Каждый раз, когда их страсть разогревалась еще на один градус, когда они переходили к новому этапу своих отношений, в моей жизни что-то менялось, но я не могла понять почему: я испытывала такое же волнение, как море, которое начинает чуть быстрее лизать прибрежный песок, когда по нему слишком близко к пляжу прошел корабль. Когда моя соперница выступала из тени вперед, мне начинало казаться, что до меня долетает шуршание прибоя, или по коже пробегала легкая дрожь, как будто где-то открыли форточку, только бы вот понять где? Понемногу я отучила себя задавать вопросы — я привыкла жить на сквозняке…

Если случайно, на ощупь, я подходила слишком близко к правде (которая к тому времени уже потеряла свою новизну), если я начинала лишний раз напоминать ему наши прошлые договоры, молить «остановиться», он начинал клясться, что не хотел меня бросать («я тебя по-прежнему люблю!»), обещать, что с Лор «все утрясется», что он не может порвать сию же минуту, но что касается проведенных вместе суббот и воскресений (или квартир, или галстуков, или отпуска, или колец и вечеринок), то я могу не волноваться.
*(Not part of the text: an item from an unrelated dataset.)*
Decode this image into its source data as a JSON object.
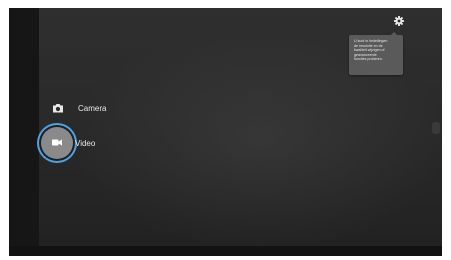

Не волноваться? Да, по правде говоря, нужно было уже начинать волноваться о другом! По дороге, которая вела к правде, мой поезд всегда опаздывал, и его новая ложь всегда ждала меня впереди. Он лгал и лгал, а я предпочитала слепнуть, чтобы только никто не увидел, как я страдаю, — так надевают черные очки, чтобы скрыть непрошеные слезы…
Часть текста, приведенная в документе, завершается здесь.